You can even have fun with them. Give a reward for completing a practice exercise. Sure, it’s designed to have only a successful outcome. Sure, all who accept the challenge get the reward – they’ve all earned it. The reward is a discount coupon for the product they just practiced using… and when they use the coupon, your site presents a printable “Training Certificate” page complete with their name (captured from the order information). You have just given your new customers instant gratification.

Just make sure they also get instant confirmation of the order’s placement, its tracking number, and dates of shipping and probable delivery. Oh, and follow up on the delivery date with a message inquiring about its arrival and their satisfaction with the buying experience and the product itself. Otherwise, they’ll feel stupid and blame you for it. The BizRate.com model of product follow-up is worth emulating.

All communications – on the site or via email – should be at least useful. The types of usefulness that make people feel smarter include:

  • Criteria on which they can make decisions
  • Practice in a new skill
  • Clear directions for that practice

Pricing information, for example, gives power to consumers. You can assume they’re comparison-shopping with online services or referrals from friends. If you know your price is higher than competitors’, include information about the additional value you alone provide: easy “how to” directions, extended warranty, free overnight replacement, discounted upgrades or accessories, etc.

Before they ever make a purchase, however, they have to trust you, and they’ll probably have to visit a few times before they do. Information alone can be the “strong attractive force” (if we may borrow from quantum physics). Your challenge is to acquire content efficiently. Producing it yourself or searching the web for it can be costly in money or time, but an efficient new tool may work for you.

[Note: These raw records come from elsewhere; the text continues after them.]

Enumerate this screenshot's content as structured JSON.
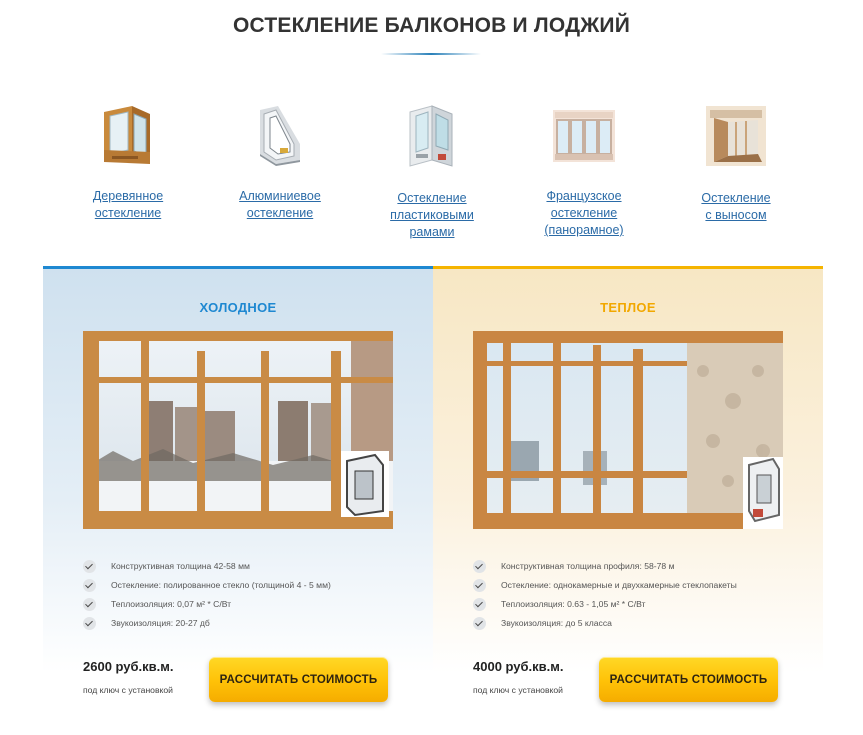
{
  "page": {
    "title": "ОСТЕКЛЕНИЕ БАЛКОНОВ И ЛОДЖИЙ"
  },
  "glazing_types": [
    {
      "icon": "wooden-window-profile-icon",
      "line1": "Деревянное",
      "line2": "остекление",
      "line3": ""
    },
    {
      "icon": "aluminum-window-profile-icon",
      "line1": "Алюминиевое",
      "line2": "остекление",
      "line3": ""
    },
    {
      "icon": "plastic-window-profile-icon",
      "line1": "Остекление",
      "line2": "пластиковыми",
      "line3": "рамами"
    },
    {
      "icon": "panoramic-balcony-icon",
      "line1": "Французское",
      "line2": "остекление",
      "line3": "(панорамное)"
    },
    {
      "icon": "extended-balcony-icon",
      "line1": "Остекление",
      "line2": "с выносом",
      "line3": ""
    }
  ],
  "panels": {
    "cold": {
      "heading": "ХОЛОДНОЕ",
      "accent": "#1e88d1",
      "photo": "cold-balcony-photo",
      "features": [
        "Конструктивная толщина 42-58 мм",
        "Остекление: полированное стекло (толщиной 4 - 5 мм)",
        "Теплоизоляция: 0,07 м² * С/Вт",
        "Звукоизоляция: 20-27 дб"
      ],
      "price": "2600 руб.кв.м.",
      "price_note": "под ключ с установкой",
      "button": "РАССЧИТАТЬ СТОИМОСТЬ"
    },
    "warm": {
      "heading": "ТЕПЛОЕ",
      "accent": "#f5b400",
      "photo": "warm-balcony-photo",
      "features": [
        "Конструктивная толщина профиля: 58-78 м",
        "Остекление: однокамерные и двухкамерные стеклопакеты",
        "Теплоизоляция: 0.63 - 1,05 м² * С/Вт",
        "Звукоизоляция: до 5 класса"
      ],
      "price": "4000 руб.кв.м.",
      "price_note": "под ключ с установкой",
      "button": "РАССЧИТАТЬ СТОИМОСТЬ"
    }
  },
  "colors": {
    "link": "#2b6ba7",
    "button": "#ffc107"
  }
}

You can become a trusted guide to the web’s deep resources of information related to your products, a treasure trove more vast and more valuable than we previously knew. In more than 100,000 free, accessible databases, containing about 550 billion documents, you can find deep, high-quality information, according to a white paper (“The Deep Web: Surfacing Hidden Value“) recently issued by BrightPlanet. This content’s quality is greater than that of the “surface” web – probably because it’s less commercially oriented. Sure, BrightPlanet wants you to use its LexiBot search technology to find these documents that are invisible to ordinary search engines, so you have to buy LexiBot after your 30-day free trial. But after 30 days, you’ll know if it’s worth it.

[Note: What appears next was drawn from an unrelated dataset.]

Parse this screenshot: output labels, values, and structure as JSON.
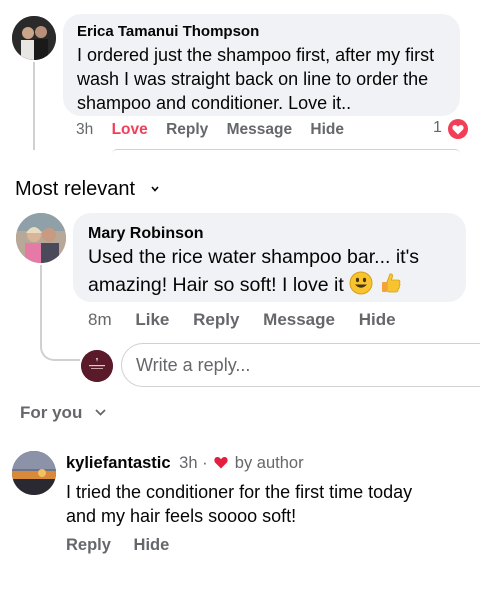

So you can spoon-feed yummy information to your customers on your site, and then hold their hand as you lead them to the document containing the entire smorgasbord. The site hosting this feast is not trying to sell anything, and its information makes your customers feel smarter about buying your products. After all, you didn’t insult their intelligence, and you made it easy for them to get even smarter. More customers buying more products makes you feel smarter, so everybody’s happy.

Homework: For next week, make a list of what you’re doing to find out what your customers already know (or think they know), so you can lead them to the knowledge you offer – not to mention your products and services. Meanwhile, if you need coaching, you know where to find me.

Recess: If it’s later than 10:00 a.m., you need to take a break. Deskercise of the day: Your seat. First, get it up off the chair.